邪悪に歪んだ、由利恵の顔があったのです。

 血の臭いが広まって行く中、怪物と化した由利恵は、いつまでも冷酷に笑い続けていました・・・。


 嘉山雪子が殺害されてから、二週間がたちました。

 警察は、被害者の財布がそのままだった事から、犯人は通り魔か、怨みを持った者の犯行と断定。さらに、数ヶ月前にトンネル内で起きた女子中学生殺害事件(潤が犠牲になった事件)との関連も、合わせて調べていました。

 しかし、どちらの事件も目撃者がおらず、また、二人の被害者の間に接点が無い事、犯人の物と思われる遺留品が発見されていない事、そして、殺害方法が一致しない事などから、捜査は難航しているようでした。

 当初は世間を騒がせていたこの事件も、時が経つ内にいつしか忘れ去られ、最近では関係者と付近の住民を除いては、誰の口にもその話題が出る事はありませんでした。

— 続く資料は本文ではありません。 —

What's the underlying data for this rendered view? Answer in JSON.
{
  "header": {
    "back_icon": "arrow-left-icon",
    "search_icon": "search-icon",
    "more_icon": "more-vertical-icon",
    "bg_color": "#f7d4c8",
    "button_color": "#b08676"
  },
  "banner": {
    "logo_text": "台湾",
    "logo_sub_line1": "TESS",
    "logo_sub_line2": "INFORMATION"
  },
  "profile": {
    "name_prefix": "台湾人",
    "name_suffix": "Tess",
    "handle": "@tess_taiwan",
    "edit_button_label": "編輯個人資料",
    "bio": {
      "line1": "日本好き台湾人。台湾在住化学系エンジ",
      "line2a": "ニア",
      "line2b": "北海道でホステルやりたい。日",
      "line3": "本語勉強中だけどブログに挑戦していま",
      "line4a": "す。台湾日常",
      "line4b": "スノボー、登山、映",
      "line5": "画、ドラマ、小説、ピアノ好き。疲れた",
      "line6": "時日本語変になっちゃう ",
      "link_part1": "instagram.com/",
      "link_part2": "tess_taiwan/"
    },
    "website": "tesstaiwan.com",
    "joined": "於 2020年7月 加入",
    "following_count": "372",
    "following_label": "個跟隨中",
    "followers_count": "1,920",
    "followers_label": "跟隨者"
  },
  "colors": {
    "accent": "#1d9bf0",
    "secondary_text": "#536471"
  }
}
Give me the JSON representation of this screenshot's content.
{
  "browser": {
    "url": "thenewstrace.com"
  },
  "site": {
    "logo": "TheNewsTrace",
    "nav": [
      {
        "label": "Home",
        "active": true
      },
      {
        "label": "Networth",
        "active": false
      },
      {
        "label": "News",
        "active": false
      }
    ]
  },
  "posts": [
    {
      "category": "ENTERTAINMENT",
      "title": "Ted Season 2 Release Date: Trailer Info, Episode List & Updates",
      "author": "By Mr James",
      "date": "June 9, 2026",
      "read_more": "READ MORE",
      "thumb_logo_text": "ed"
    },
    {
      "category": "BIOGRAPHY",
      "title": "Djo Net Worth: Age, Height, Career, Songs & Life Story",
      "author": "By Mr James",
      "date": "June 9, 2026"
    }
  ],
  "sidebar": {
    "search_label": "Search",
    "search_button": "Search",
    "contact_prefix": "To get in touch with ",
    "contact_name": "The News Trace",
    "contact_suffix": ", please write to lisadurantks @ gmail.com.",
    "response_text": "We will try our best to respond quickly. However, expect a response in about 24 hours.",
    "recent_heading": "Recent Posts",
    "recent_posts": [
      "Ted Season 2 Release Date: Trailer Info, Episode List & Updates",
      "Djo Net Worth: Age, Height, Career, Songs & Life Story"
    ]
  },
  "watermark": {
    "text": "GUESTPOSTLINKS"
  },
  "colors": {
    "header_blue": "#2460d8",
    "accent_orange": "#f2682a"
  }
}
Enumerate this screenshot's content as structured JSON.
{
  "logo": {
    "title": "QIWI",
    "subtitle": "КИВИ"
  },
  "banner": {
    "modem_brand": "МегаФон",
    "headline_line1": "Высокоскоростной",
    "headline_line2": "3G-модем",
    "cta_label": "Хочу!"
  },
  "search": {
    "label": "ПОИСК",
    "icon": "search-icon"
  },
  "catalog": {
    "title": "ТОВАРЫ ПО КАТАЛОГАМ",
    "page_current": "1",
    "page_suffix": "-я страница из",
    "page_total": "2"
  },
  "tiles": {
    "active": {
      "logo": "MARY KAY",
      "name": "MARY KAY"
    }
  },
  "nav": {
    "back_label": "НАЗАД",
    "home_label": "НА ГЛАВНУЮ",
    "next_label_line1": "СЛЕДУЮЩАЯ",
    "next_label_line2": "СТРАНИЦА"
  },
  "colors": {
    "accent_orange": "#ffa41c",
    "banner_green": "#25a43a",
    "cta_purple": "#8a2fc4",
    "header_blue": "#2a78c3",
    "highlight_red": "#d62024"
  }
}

 そんなある日の事、アリスと鮎美は、いつものように一緒に下校していました。

「ねえ、アッちゃん!今日も私の家によっていく?」

「う~ん。今日はパス!」

「え~、どうしてぇ?今晩はアッちゃんの大好きなサバ味噌にしようと思ってるのに~」

 すねたようにそう言う鮎美に、アリスは苦笑しました。

「こらこら、勝手に私の好物を決めるんじゃないの!まぁ、確かに、あんたの作る料理はどれも美味しいけどさ。でも・・・」

「?」

「今日はちょっと、体の調子が・・・ね」

「あ・・・」

 アリスの言葉に、鮎美は思わず自分の口を押さえていました。何故なら・・・。

 地の底深く、あるいは、別の次元の中に人知れず存在していると言われている、人外の世界『魔界』。その魔界の中でも、最大の勢力を誇っているのが、アリスの祖国である『邪竜王国バイン』。その国の、美しくも恐ろしい女王の名は『ファフネー・バイン』。彼女は、アリスの母でもあります。

 女王ファフネーは、金髪に白い肌、金色の瞳をした美女ですが、その正体は黒い翼を持つ邪竜でした。彼女は、千年前に起きた大きな戦い『バイン戦役』において、苦難の末に最後は勝利者となり、そのまま女王となりました。そして、圧倒的な力と冷酷さ、そしてカリスマ性によって、バイン国に現在まで君臨し続けています。

 そんなファフネーも、かつて一度だけ、心から人を愛した事がありました。その相手は、ジムと言う名の心優しい人間の青年でした。彼は、ファフネーを残して死んでしまいましたが、二人の間にはアリスが産まれました。

 人間と邪竜の混血児であるアリスは、人間離れした身体能力と生命力を合わせ持っていますが、ただ一つ、弱点と言える物があります。それは、太陽の光でした。

 もともと、魔界の住人は程度の差こそありますが、太陽の光を苦手としています。それはアリスも例外では無く、彼女の場合、ある程度の耐性はあるものの、長く日光を浴び続けるとダメージが蓄積し、やがて『発作』を起こしてしまうのです。

 以前なら、毎晩のように発作を起こしていたアリスですが、一度体を休めるために魔界に帰った事と、そして何よりも、最愛の少女、鮎美と一緒にいられる幸福感からか、最近では発作が起きない日が多くなっていました。それでも、時には発作が襲って来る日があり、そして今日あたり、アリスはその発作が起きるような気がしていました。

「だからさ、残念だけど、今日はやめとくよ・・・」

「うん、仕方ないよね・・・。でも、大丈夫?」

 鮎美は、アリスが発作を起こす事を知っていますし、その場に居合わせた事もあります。その時のアリスは、苦しそうに呻きながらも、自身が何か、別の者に変わってしまうのを、必死に抑えているように感じました。

「大丈夫!そんなに心配しないで」

「心配しちゃうよぉ!それに私、アッちゃんが苦しんでるのに、何もしてあげられない・・・」

「鮎美・・・」

いつしか、鮎美の目には涙がにじんでいました。

「ねぇ、アッちゃんの体は治す事はできないの?」

「う~ん。病気じゃなくて、体質だからね」

「そう、なんだ・・・」

 鮎美は、悲しそうな顔をしてうつむいてしまいました。それを見ていたアリスはくすっと笑うと、

「元気出しなさいよ、鮎美らしくないわね!私は、あんたの笑顔が好きなんだからね。私が心配なら、笑って励ましてよ!」

そう言って、鮎美の頭を撫でました。

「まったくもう、アッちゃんたら、子供扱いしないでよ」

と、唇を尖らせる鮎美でしたが、すぐに笑顔になりました。

「そうそう、それで良いの。あんたは、笑顔が一番似合ってるよ!」

そして、二人は声を上げて笑うのでした。

「あ!アッちゃん見て。お花がいっぱい咲いてるよ!」

「本当だ、きれいだね~」

二人の歩く先には公園があり、そこには花壇があります。

「アッちゃん、行ってみようよ」

「うん」

 アリスと鮎美は、手をつないで公園へと向かうのでした。